ICANN: RESPONSIBLE FOR THE SECURITY, STABILITY, AND GLOBAL COORDINATION OF THE INTERNET’S SYSTEM OF UNIQUE IDENTIFIERS
A not-for-profit, public benefit corporation, the Internet Corporation for Assigned Names and Numbers (ICANN), the organization responsible for Web addresses throughout the world, helps preserve the operational stability of the Internet, promotes competition, and ensures broad representation of the global Internet community.
ICANN is responsible for coordinating the management of the technical elements of the Domain Name System (DNS), which replaces Internet Protocol (IP) addresses (e.g., 176.183.02.201) with more easily remembered strings of letters (domain names or Web addresses), making it much easier to surf the Net and send e-mails. ICANN has an international staff and is governed by an internationally diverse board of directors overseeing the policy development process and ensuring that ICANN meets its operational commitment to the Internet community.
In 2005, ICANN began a policy development process to consider the introduction of new generic Top-Level Domains (gTLDs) that would significantly increase the number of top-level generic suffixes. Approved in 2008, this unprecedented program offered Québec an invaluable opportunity to enter this market.
A TURNING POINT: THE ARRIVAL OF .CAT
Since 2000, ICANN has accepted only 14 new generic top-level domains, including the first Linguistic and Cultural Top-Level Domain- lcTLD): .CAT, created for the Catalan community. Since its introduction, this suffix has gained steadily in popularity. Today there are some 46 million Catalan pages with a .CAT suffix, and there is four times as much content on sites with a .CAT suffix as on Catalan sites ending in .COM. It is worth mentioning that Québec and Catalonia have many social issues in common, including questions of language and identity. The popularity of .CAT thus bodes well for .QUEBEC. The Catalan precedent has served as a role model for many cultural and linguistic communities throughout the world that hope one day to obtain their own suffixes with a strong regional and identity value.
NEW SUFFIXES: A REVOLUTION!
The first wave of requests for new top-level generic suffixes dates back to 1999; these included .INFO and .BIZ, which went on-line two years later. A second opportunity arose in 2003, when ICANN again initiated a process to introduce new suffixes. A growing number of organizations were arguing in favour of increasing the number of suffixes to meet the needs of various populations. Many ideas were proposed, including that of .CAT, which went on-line in 2006.
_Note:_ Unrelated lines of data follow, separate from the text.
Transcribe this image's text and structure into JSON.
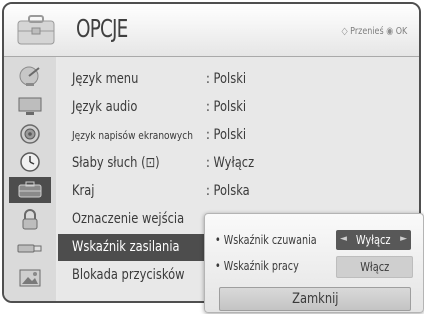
{
  "header": {
    "title": "OPCJE",
    "hint_move_symbol": "◇",
    "hint_move": "Przenieś",
    "hint_ok_symbol": "◉",
    "hint_ok": "OK"
  },
  "sidebar": {
    "items": [
      {
        "icon": "satellite-dish-icon"
      },
      {
        "icon": "monitor-icon"
      },
      {
        "icon": "speaker-icon"
      },
      {
        "icon": "clock-icon"
      },
      {
        "icon": "suitcase-icon",
        "active": true
      },
      {
        "icon": "lock-icon"
      },
      {
        "icon": "usb-icon"
      },
      {
        "icon": "photo-icon"
      }
    ]
  },
  "menu": {
    "items": [
      {
        "label": "Język menu",
        "value": ": Polski"
      },
      {
        "label": "Język audio",
        "value": ": Polski"
      },
      {
        "label": "Język napisów ekranowych",
        "value": ": Polski"
      },
      {
        "label": "Słaby słuch (⊡)",
        "value": ": Wyłącz"
      },
      {
        "label": "Kraj",
        "value": ": Polska"
      },
      {
        "label": "Oznaczenie wejścia",
        "value": ""
      },
      {
        "label": "Wskaźnik zasilania",
        "value": ""
      },
      {
        "label": "Blokada przycisków",
        "value": ""
      }
    ]
  },
  "popup": {
    "rows": [
      {
        "label": "• Wskaźnik czuwania",
        "value": "Wyłącz",
        "arrow_left": "◄",
        "arrow_right": "►"
      },
      {
        "label": "• Wskaźnik pracy",
        "value": "Włącz"
      }
    ],
    "close_label": "Zamknij"
  },
  "colors": {
    "selected_bg": "#4d4d4d",
    "frame_border": "#4f4f4f",
    "text": "#3a3a3a"
  }
}
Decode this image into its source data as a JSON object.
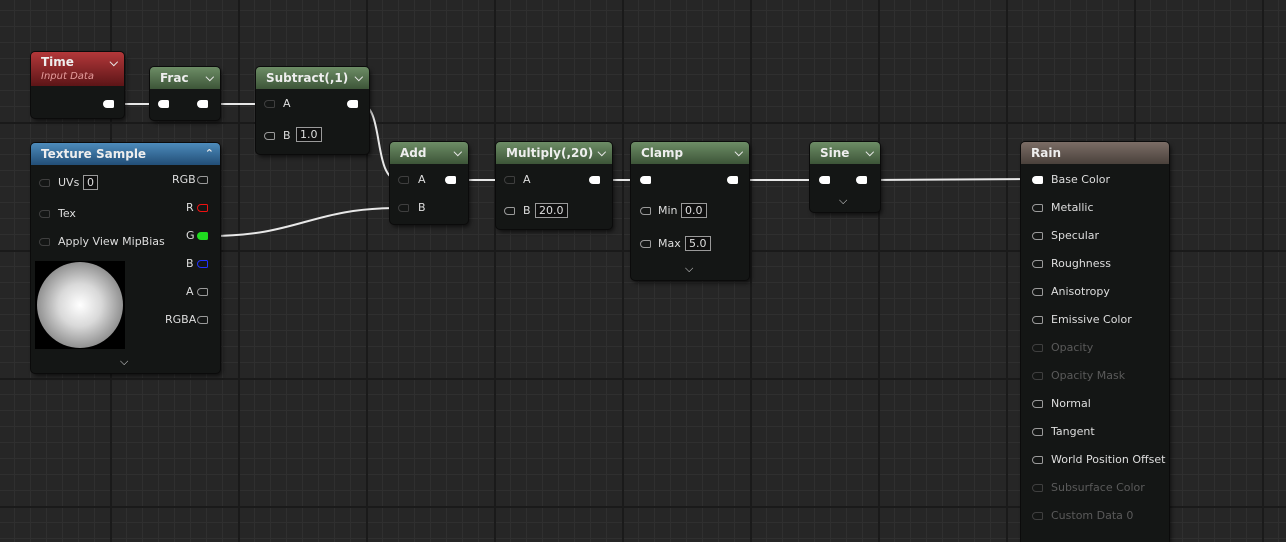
{
  "nodes": {
    "time": {
      "title": "Time",
      "subtitle": "Input Data"
    },
    "frac": {
      "title": "Frac"
    },
    "subtract": {
      "title": "Subtract(,1)",
      "pin_a": "A",
      "pin_b": "B",
      "b_value": "1.0"
    },
    "texture": {
      "title": "Texture Sample",
      "inputs": [
        "UVs",
        "Tex",
        "Apply View MipBias"
      ],
      "uvs_value": "0",
      "outputs": [
        "RGB",
        "R",
        "G",
        "B",
        "A",
        "RGBA"
      ]
    },
    "add": {
      "title": "Add",
      "pin_a": "A",
      "pin_b": "B"
    },
    "multiply": {
      "title": "Multiply(,20)",
      "pin_a": "A",
      "pin_b": "B",
      "b_value": "20.0"
    },
    "clamp": {
      "title": "Clamp",
      "min_label": "Min",
      "min_value": "0.0",
      "max_label": "Max",
      "max_value": "5.0"
    },
    "sine": {
      "title": "Sine"
    },
    "rain": {
      "title": "Rain",
      "inputs": [
        {
          "label": "Base Color",
          "enabled": true
        },
        {
          "label": "Metallic",
          "enabled": true
        },
        {
          "label": "Specular",
          "enabled": true
        },
        {
          "label": "Roughness",
          "enabled": true
        },
        {
          "label": "Anisotropy",
          "enabled": true
        },
        {
          "label": "Emissive Color",
          "enabled": true
        },
        {
          "label": "Opacity",
          "enabled": false
        },
        {
          "label": "Opacity Mask",
          "enabled": false
        },
        {
          "label": "Normal",
          "enabled": true
        },
        {
          "label": "Tangent",
          "enabled": true
        },
        {
          "label": "World Position Offset",
          "enabled": true
        },
        {
          "label": "Subsurface Color",
          "enabled": false
        },
        {
          "label": "Custom Data 0",
          "enabled": false
        }
      ]
    }
  },
  "colors": {
    "wire": "#e8e8e8",
    "g_pin": "#1fdc1f",
    "r_pin": "#ee1111",
    "b_pin": "#2233ff"
  },
  "icons": {
    "collapse": "chevron-down-icon",
    "expand": "chevron-up-icon"
  }
}
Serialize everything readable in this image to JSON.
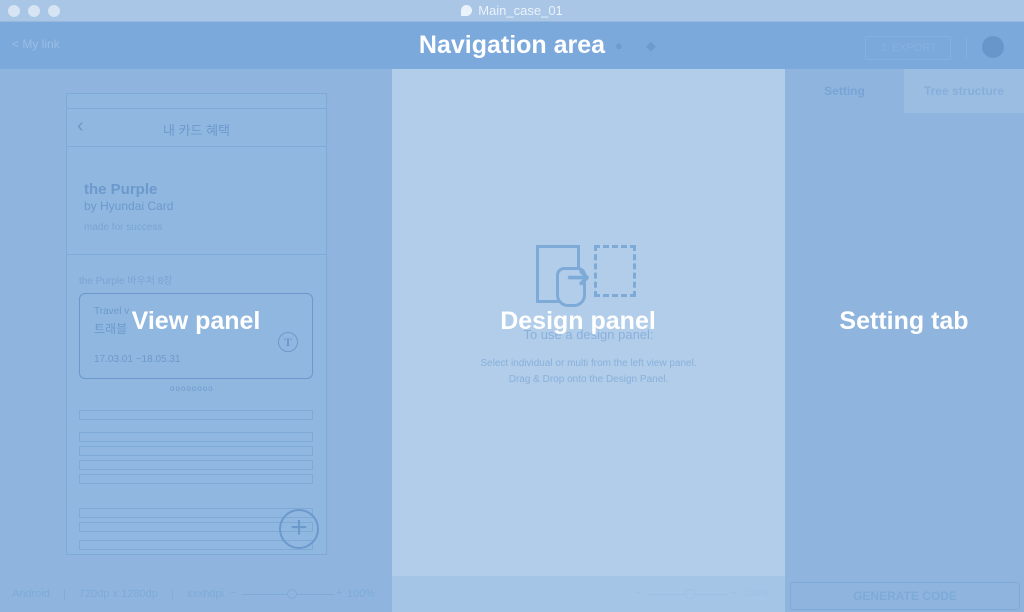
{
  "window": {
    "title": "Main_case_01"
  },
  "nav": {
    "back_label": "< My link",
    "overlay_label": "Navigation area",
    "export_label": "EXPORT"
  },
  "view_panel": {
    "overlay_label": "View panel",
    "phone": {
      "header_title": "내 카드 혜택",
      "back_glyph": "‹",
      "card_name": "the Purple",
      "card_by": "by Hyundai Card",
      "card_tag": "made for success",
      "benefit_title": "the Purple 바우처 8장",
      "ticket_line1": "Travel v",
      "ticket_line2": "트래블",
      "ticket_date": "17.03.01 ~18.05.31",
      "ticket_badge": "T",
      "pager": "oooooooo",
      "fab_glyph": "+"
    },
    "footer": {
      "platform": "Android",
      "resolution": "720dp x 1280dp",
      "density": "xxxhdpi",
      "zoom_minus": "−",
      "zoom_plus": "+",
      "zoom": "100%"
    }
  },
  "design_panel": {
    "overlay_label": "Design panel",
    "instruction_title": "To use a design panel:",
    "instruction_line1": "Select individual or multi from the left view panel.",
    "instruction_line2": "Drag & Drop onto the Design Panel.",
    "zoom_minus": "−",
    "zoom_plus": "+",
    "zoom": "100%"
  },
  "setting_panel": {
    "overlay_label": "Setting tab",
    "tabs": [
      {
        "label": "Setting"
      },
      {
        "label": "Tree structure"
      }
    ],
    "generate_label": "GENERATE CODE"
  },
  "colors": {
    "nav_bar": "#7ba9dc",
    "design_panel": "#b1cde9",
    "side_panels": "#8fb5de"
  }
}
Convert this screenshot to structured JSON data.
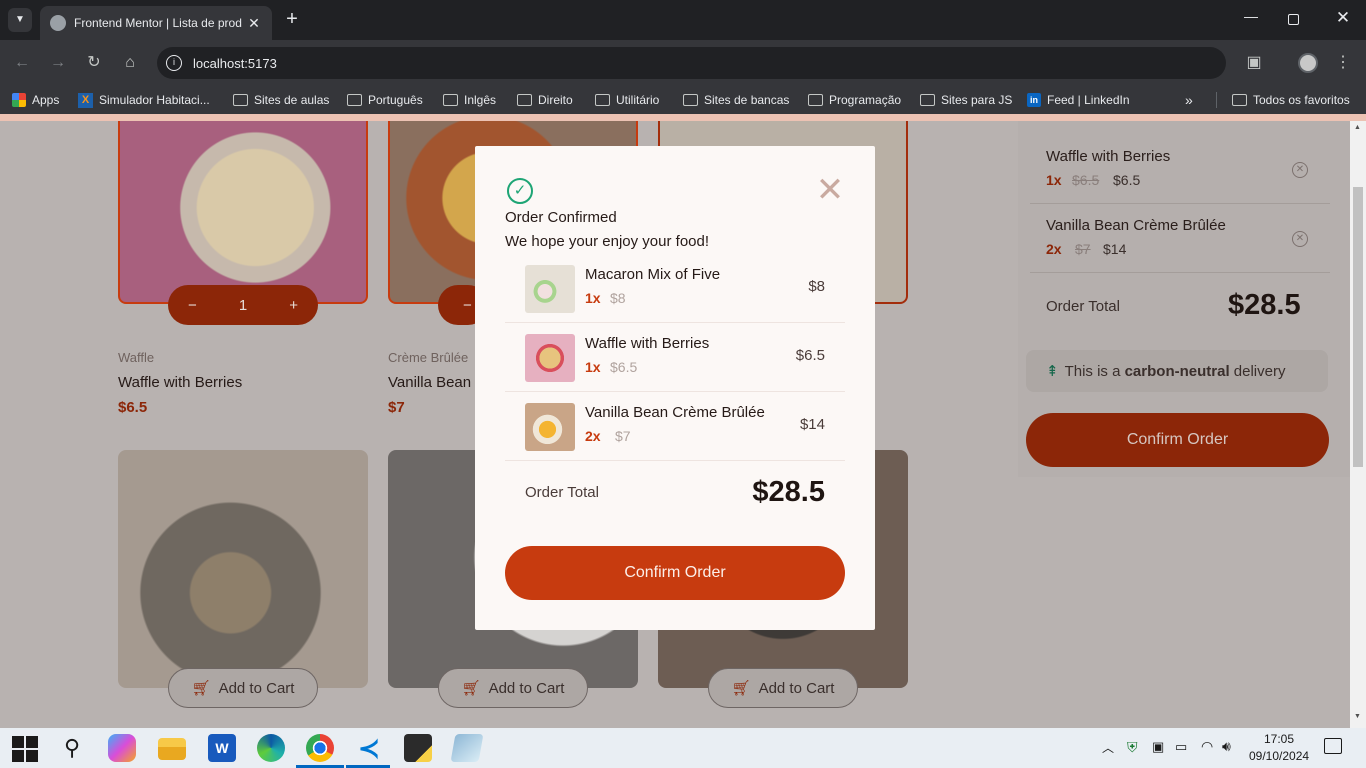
{
  "browser": {
    "tab_title": "Frontend Mentor | Lista de prod",
    "url": "localhost:5173",
    "bookmarks": [
      "Apps",
      "Simulador Habitaci...",
      "Sites de aulas",
      "Português",
      "Inlgês",
      "Direito",
      "Utilitário",
      "Sites de bancas",
      "Programação",
      "Sites para JS",
      "Feed | LinkedIn"
    ],
    "all_bookmarks": "Todos os favoritos"
  },
  "products": [
    {
      "category": "Waffle",
      "name": "Waffle with Berries",
      "price": "$6.5",
      "qty": "1"
    },
    {
      "category": "Crème Brûlée",
      "name": "Vanilla Bean",
      "price": "$7"
    }
  ],
  "add_to_cart": "Add to Cart",
  "cart": {
    "items": [
      {
        "name": "Waffle with Berries",
        "qty": "1x",
        "unit": "$6.5",
        "total": "$6.5"
      },
      {
        "name": "Vanilla Bean Crème Brûlée",
        "qty": "2x",
        "unit": "$7",
        "total": "$14"
      }
    ],
    "total_label": "Order Total",
    "total": "$28.5",
    "carbon_pre": "This is a ",
    "carbon_bold": "carbon-neutral",
    "carbon_post": " delivery",
    "confirm": "Confirm Order"
  },
  "modal": {
    "title": "Order Confirmed",
    "subtitle": "We hope your enjoy your food!",
    "items": [
      {
        "name": "Macaron Mix of Five",
        "qty": "1x",
        "unit": "$8",
        "total": "$8"
      },
      {
        "name": "Waffle with Berries",
        "qty": "1x",
        "unit": "$6.5",
        "total": "$6.5"
      },
      {
        "name": "Vanilla Bean Crème Brûlée",
        "qty": "2x",
        "unit": "$7",
        "total": "$14"
      }
    ],
    "total_label": "Order Total",
    "total": "$28.5",
    "confirm": "Confirm Order"
  },
  "taskbar": {
    "time": "17:05",
    "date": "09/10/2024"
  },
  "colors": {
    "accent": "#c73b0f",
    "green": "#1ea575"
  }
}
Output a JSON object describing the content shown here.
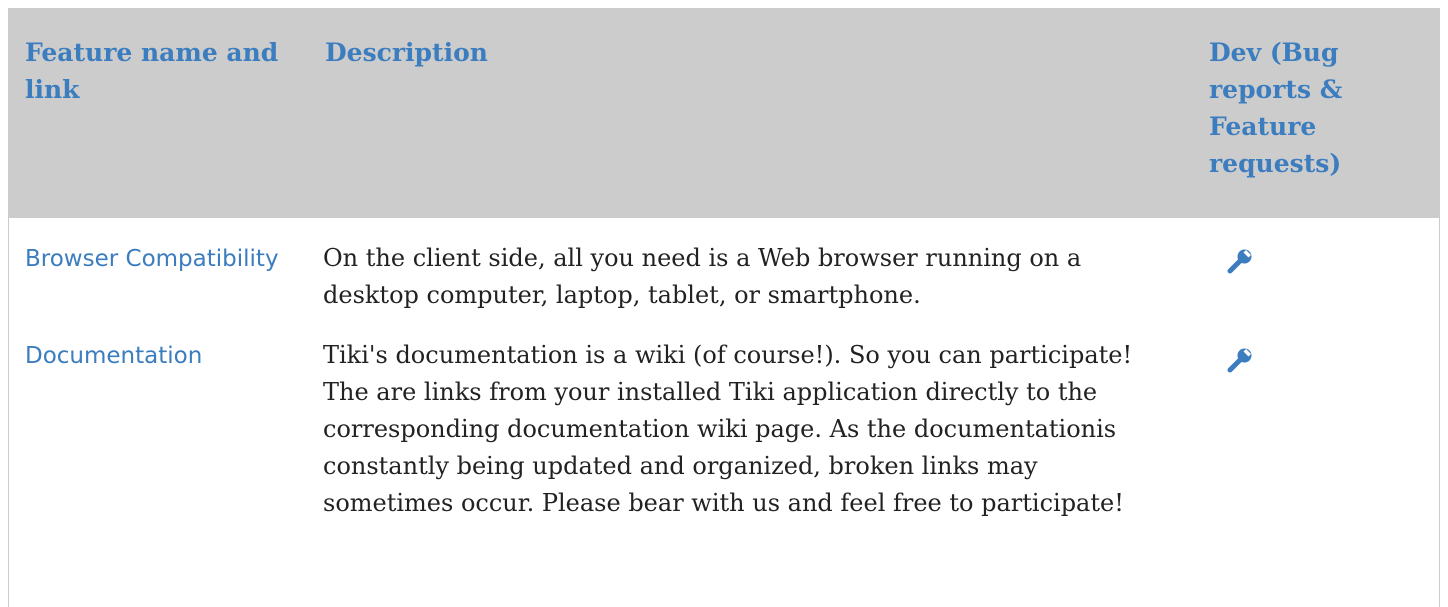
{
  "table": {
    "headers": [
      "Feature name and link",
      "Description",
      "Dev (Bug reports & Feature requests)"
    ],
    "rows": [
      {
        "feature": "Browser Compatibility",
        "description": "On the client side, all you need is a Web browser running on a desktop computer, laptop, tablet, or smartphone.",
        "dev_icon": "wrench-icon"
      },
      {
        "feature": "Documentation",
        "description": "Tiki's documentation is a wiki (of course!). So you can participate! The are links from your installed Tiki application directly to the corresponding documentation wiki page. As the documentationis constantly being updated and organized, broken links may sometimes occur. Please bear with us and feel free to participate!",
        "dev_icon": "wrench-icon"
      }
    ]
  },
  "colors": {
    "header_bg": "#cccccc",
    "link": "#3b7dbe",
    "text": "#222222"
  }
}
Two years later, in 2008, ICANN once again showed itself to be open to the many requests for new suffixes, announcing that it would consider implementing new gTLDs. Communities wishing to obtain a new Internet identity immediately began filing applications and working to foster awareness at ICANN. In all, 1,930 applications for new suffixes were filed, including that of PointQuébec.
This process is both expensive and complex, however, since the creation of new suffixes is subject to many strict rules.